Le site officiel de la Côte d’Ivoire Blockchain Awards
BIC : Après l’expérience de chez Binance en 2022, vous avez rejoint Izichange en octobre 2023. Comment ces deux rôles, l’un global et l’autre local, se complètent-ils dans votre parcours ?
LYA : “Travailler chez Binance, que j’ai rejoint en 2022, a vraiment marqué un tournant pour moi. En tant que community manager, puis Operation Manager pour l’Afrique francophone, j’avais pour mission de promouvoir la crypto dans des pays où l’adoption grandit, mais où la méfiance et les défis sont encore bien présents. J’ai pu interagir avec des utilisateurs dans plus de dix pays, organiser des événements, mettre en place des formations, et adapter nos stratégies pour rendre la crypto plus accessible. En 2023, avec mon passage en gestion des opérations, j’ai élargi mes responsabilités, travaillant avec des partenaires locaux et renforçant l’éducation autour de la blockchain. On a même fait des tournées dans plusieurs pays pour rencontrer les communautés, répondre à leurs questions, et clarifier les doutes fréquents autour de la crypto.
En octobre 2023, quand j’ai rejoint Izichange, j’ai eu l’impression de retrouver le terrain, avec une approche bien plus locale. Avec Izichange, je suis en contact direct avec les utilisateurs en Côte d’Ivoire, ce qui me permet de vraiment capter les besoins spécifiques du marché ivoirien. Ici, on met l’accent sur la sécurité et la confiance, des points essentiels pour des utilisateurs qui sont souvent méfiants, avec raison, vis-à-vis des arnaques. Mon rôle chez Izichange est de m’assurer que chaque transaction se fasse de façon sécurisée et transparente.

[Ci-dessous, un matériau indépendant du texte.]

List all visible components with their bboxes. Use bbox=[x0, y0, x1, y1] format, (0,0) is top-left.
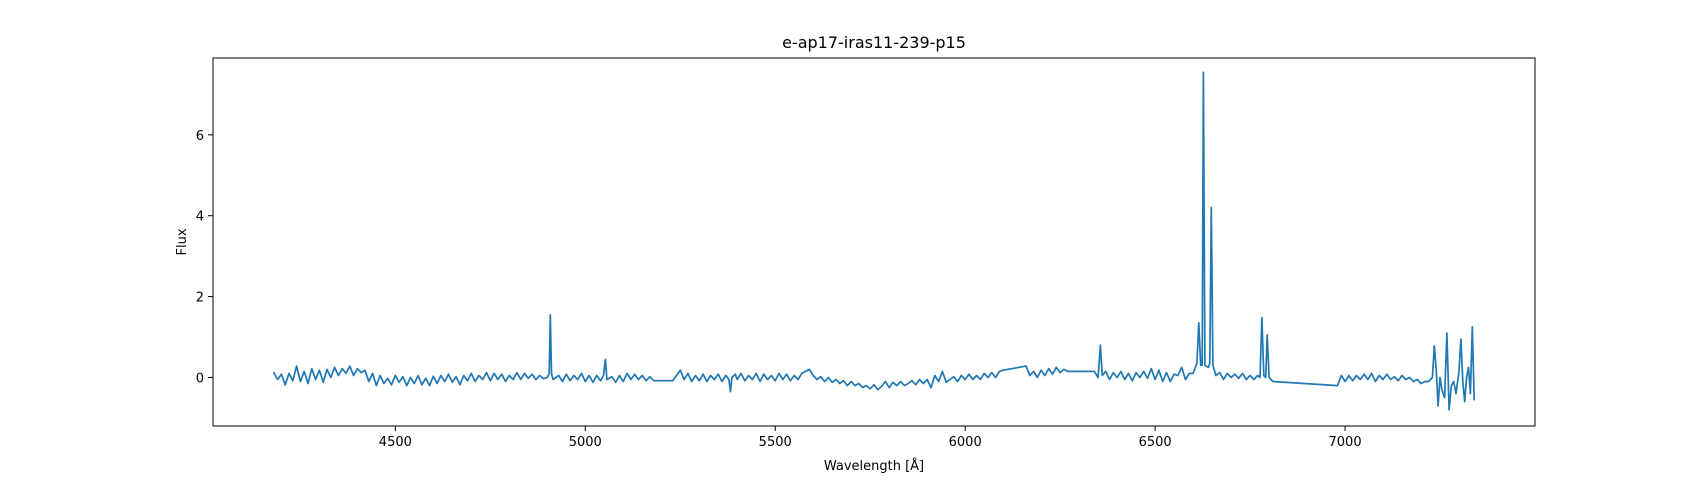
plot-area bbox=[212, 57, 1536, 427]
y-axis-ticks: 0 2 4 6 bbox=[196, 129, 213, 386]
x-tick-label: 6500 bbox=[1139, 435, 1172, 450]
x-tick-label: 4500 bbox=[379, 435, 412, 450]
x-tick-label: 5000 bbox=[569, 435, 602, 450]
x-tick-label: 6000 bbox=[949, 435, 982, 450]
y-axis-label: Flux bbox=[175, 228, 190, 255]
x-axis-label: Wavelength [Å] bbox=[824, 458, 924, 474]
chart-title: e-ap17-iras11-239-p15 bbox=[782, 33, 966, 52]
y-tick-label: 4 bbox=[196, 210, 204, 225]
x-tick-label: 5500 bbox=[759, 435, 792, 450]
y-tick-label: 0 bbox=[196, 371, 204, 386]
axes-frame bbox=[212, 57, 1536, 427]
y-tick-label: 2 bbox=[196, 291, 204, 306]
x-tick-label: 7000 bbox=[1329, 435, 1362, 450]
x-axis-ticks: 4500 5000 5500 6000 6500 7000 bbox=[379, 426, 1362, 450]
y-tick-label: 6 bbox=[196, 129, 204, 144]
spectrum-series-line bbox=[272, 71, 1476, 411]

En somme, mon expérience chez Binance m’a donné une vision large et stratégique, mais c’est avec Izichange que je peux voir l’impact concret de la crypto au quotidien. Les deux expériences se complètent bien et me confirment que, pour développer la blockchain en Afrique, il faut des solutions pensées pour le terrain, proches des réalités locales.”
La crypto en Côte d’Ivoire : état des lieux et perceptions
BIC : Comment la crypto était-elle perçue en Côte d’Ivoire à ses débuts et comment a évolué cette perception ?
LYA : “À ses débuts, vers 2015-2016, la crypto était surtout perçue comme un moyen de gagner rapidement de l’argent. Beaucoup de gens pensaient que cela permettrait de devenir riche du jour au lendemain, sans comprendre les risques. Les promesses de gains faciles ont attiré de nombreuses personnes, et cela a malheureusement ouvert la voie aux arnaques. À cette époque, les escroqueries étaient fréquentes et beaucoup de gens ont perdu de l’argent, ce qui a alimenté une certaine méfiance.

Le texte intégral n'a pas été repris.